Collineariteit, in de statistiek, correlatie tussen voorspellende variabelen (of onafhankelijke variabelen), zodanig dat zij in een regressiemodel een lineair verband tot uitdrukking brengen. Wanneer voorspellende variabelen in hetzelfde regressiemodel gecorreleerd zijn, kunnen zij de waarde van de afhankelijke variabele niet onafhankelijk voorspellen. Met andere woorden, zij verklaren een deel van dezelfde variantie in de afhankelijke variabele, wat op zijn beurt hun statistische significantie vermindert.
Collineariteit wordt een punt van zorg in regressieanalyse wanneer er een hoge correlatie of een associatie is tussen twee potentiële voorspellende variabelen, wanneer er een dramatische toename is van de p-waarde (d.w.z. een verlaging van het significantieniveau) van een voorspellende variabele wanneer een andere voorspellende variabele in het regressiemodel wordt opgenomen, of wanneer een hoge variantie-inflatiefactor wordt vastgesteld. De variantie-inflatiefactor is een maat voor de mate van collineariteit: een variantie-inflatiefactor van 1 of 2 wijst in wezen niet op collineariteit en een waarde van 20 of meer wijst op extreme collineariteit.

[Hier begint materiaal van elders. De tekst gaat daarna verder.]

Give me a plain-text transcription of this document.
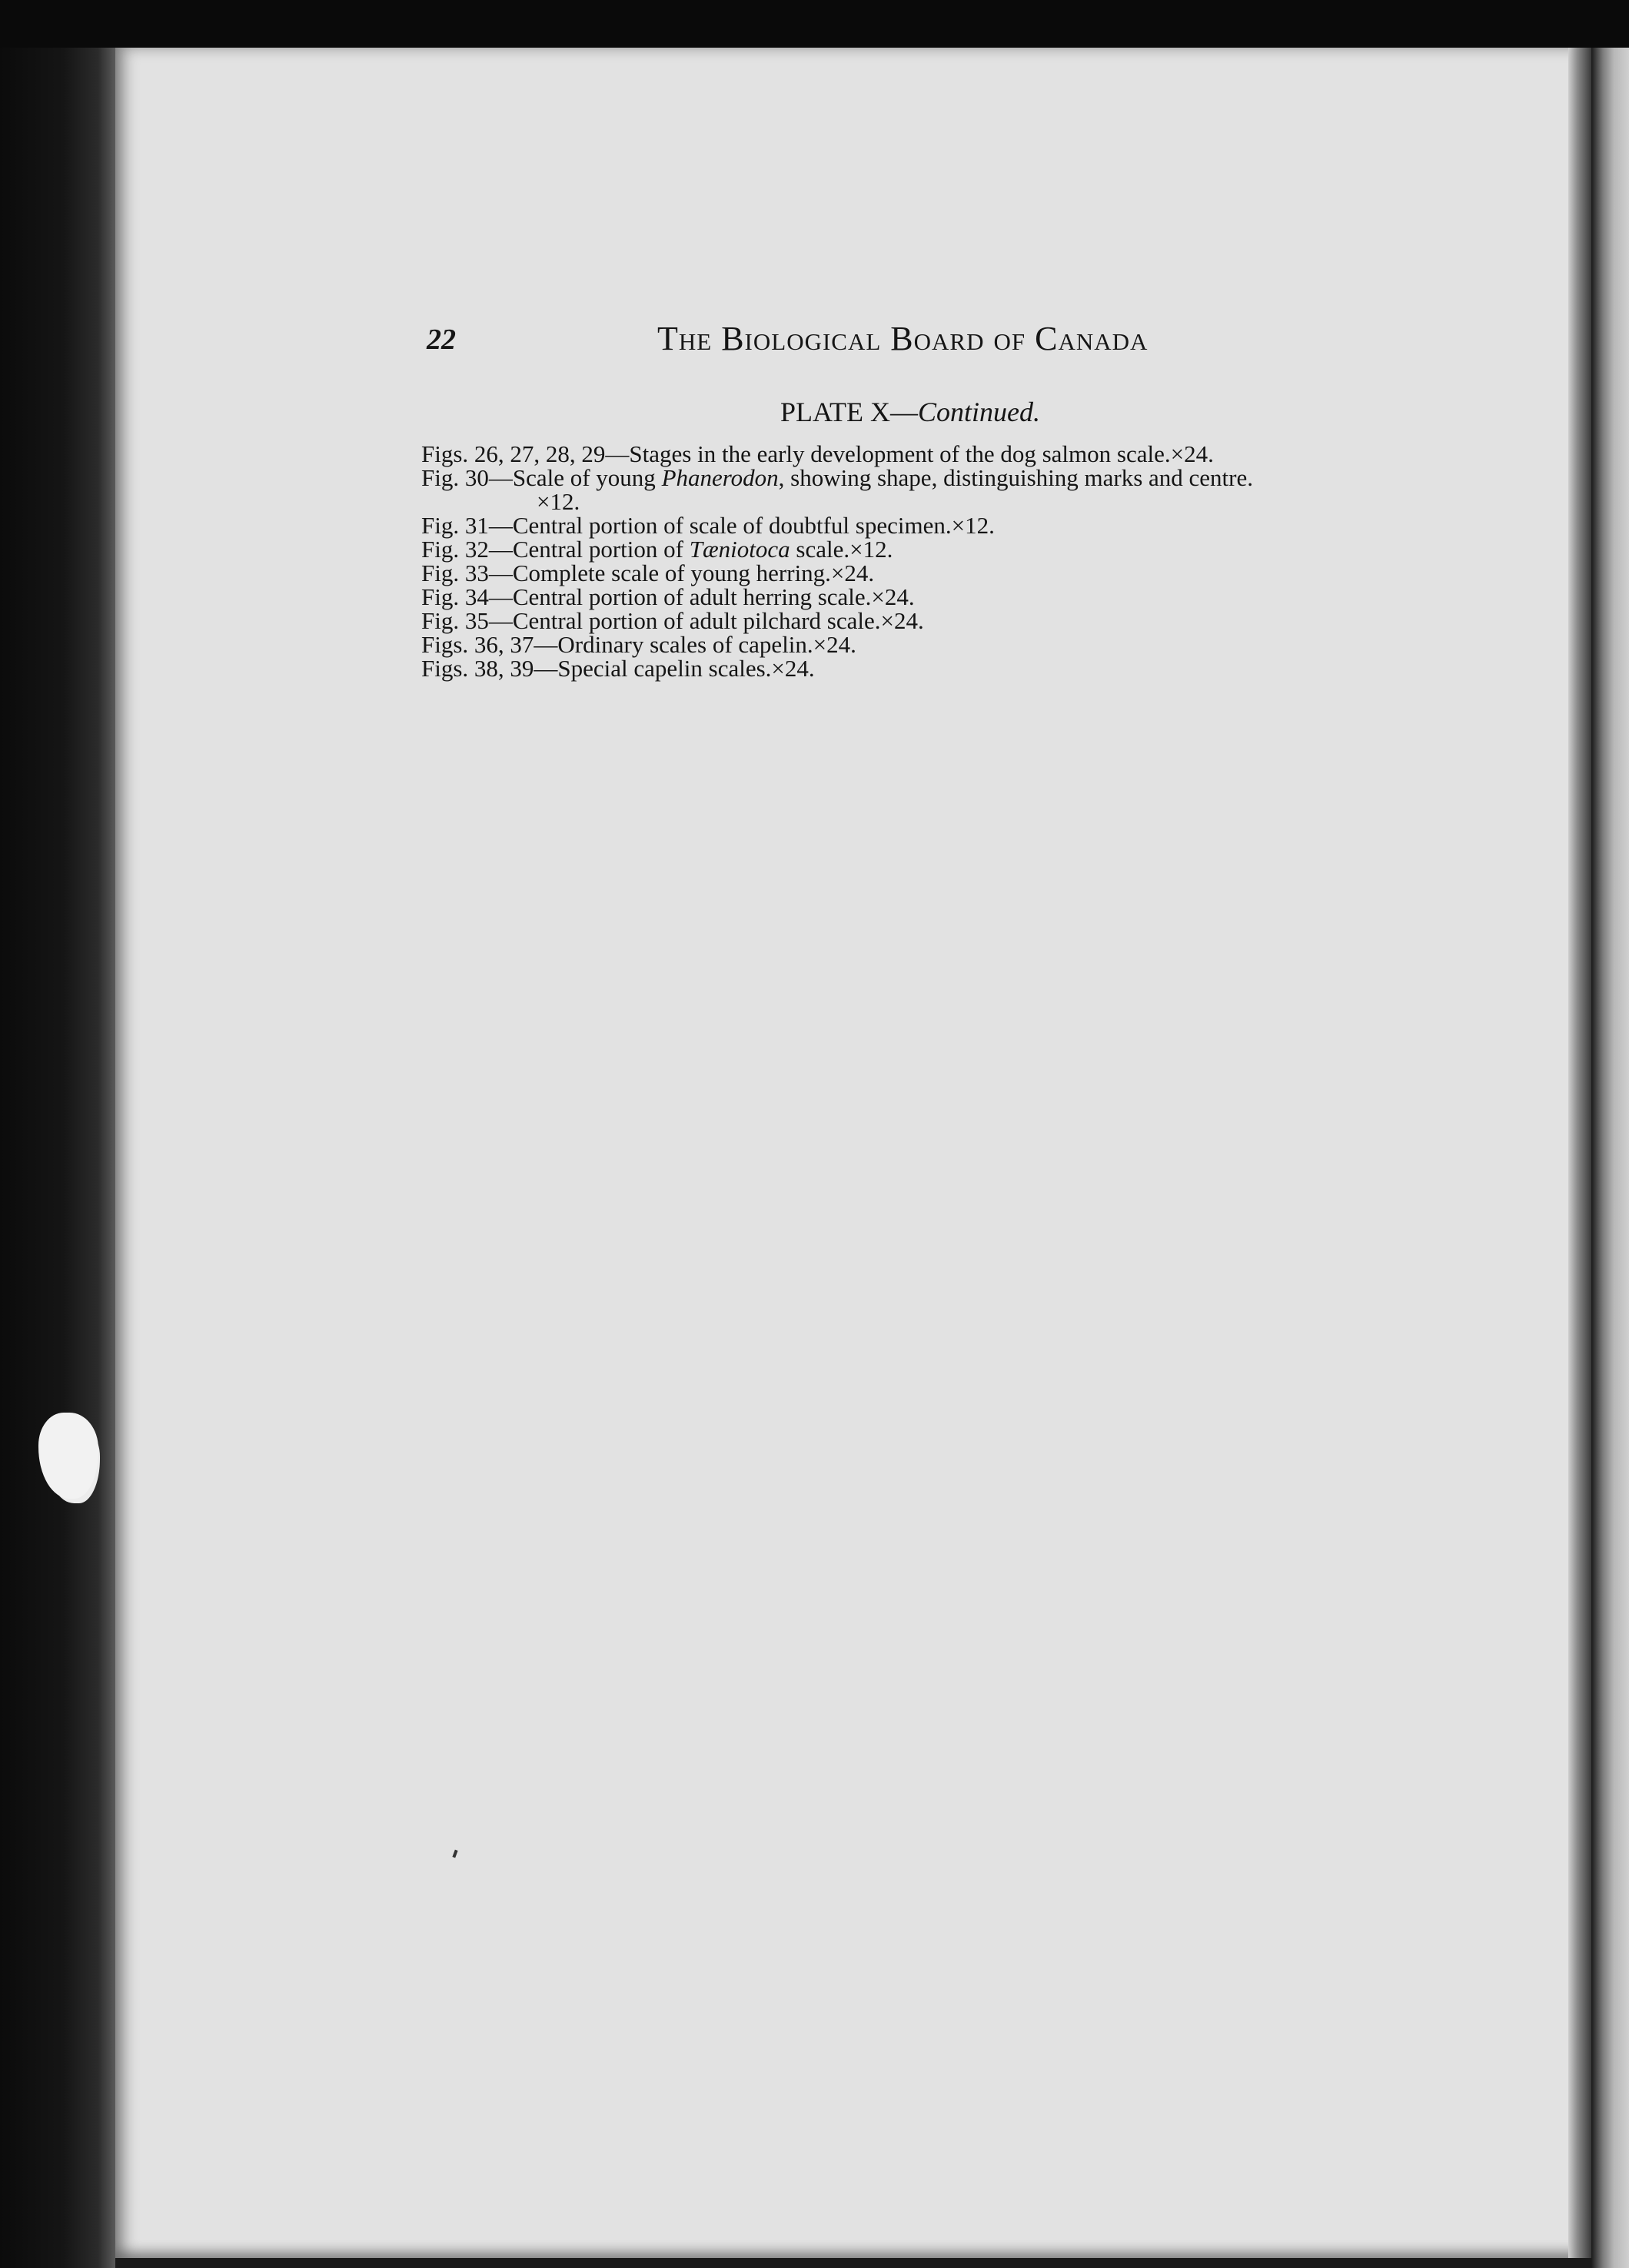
22	The Biological Board of Canada
PLATE X—Continued.
Figs. 26, 27, 28, 29—Stages in the early development of the dog salmon scale.×24.
Fig. 30—Scale of young Phanerodon, showing shape, distinguishing marks and centre.
×12.
Fig. 31—Central portion of scale of doubtful specimen.×12.
Fig. 32—Central portion of Tæniotoca scale.×12.
Fig. 33—Complete scale of young herring.×24.
Fig. 34—Central portion of adult herring scale.×24.
Fig. 35—Central portion of adult pilchard scale.×24.
Figs. 36, 37—Ordinary scales of capelin.×24.
Figs. 38, 39—Special capelin scales.×24.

Multicollineariteit beschrijft een situatie waarin meer dan twee voorspellende variabelen zodanig met elkaar samenhangen dat, wanneer zij alle in het model worden opgenomen, een afname van de statistische significantie wordt waargenomen. Vergelijkbaar met de diagnose voor collineariteit kan multicollineariteit worden beoordeeld aan de hand van variantie-inflatiefactoren met dezelfde leidraad dat waarden van meer dan 10 wijzen op een hoge mate van multicollineariteit. Anders dan bij de diagnose collineariteit is het echter niet altijd mogelijk multicollineariteit te voorspellen voordat de effecten ervan op het meervoudige regressiemodel zijn waargenomen, omdat twee van de voorspellende variabelen slechts een geringe mate van correlatie of associatie kunnen hebben.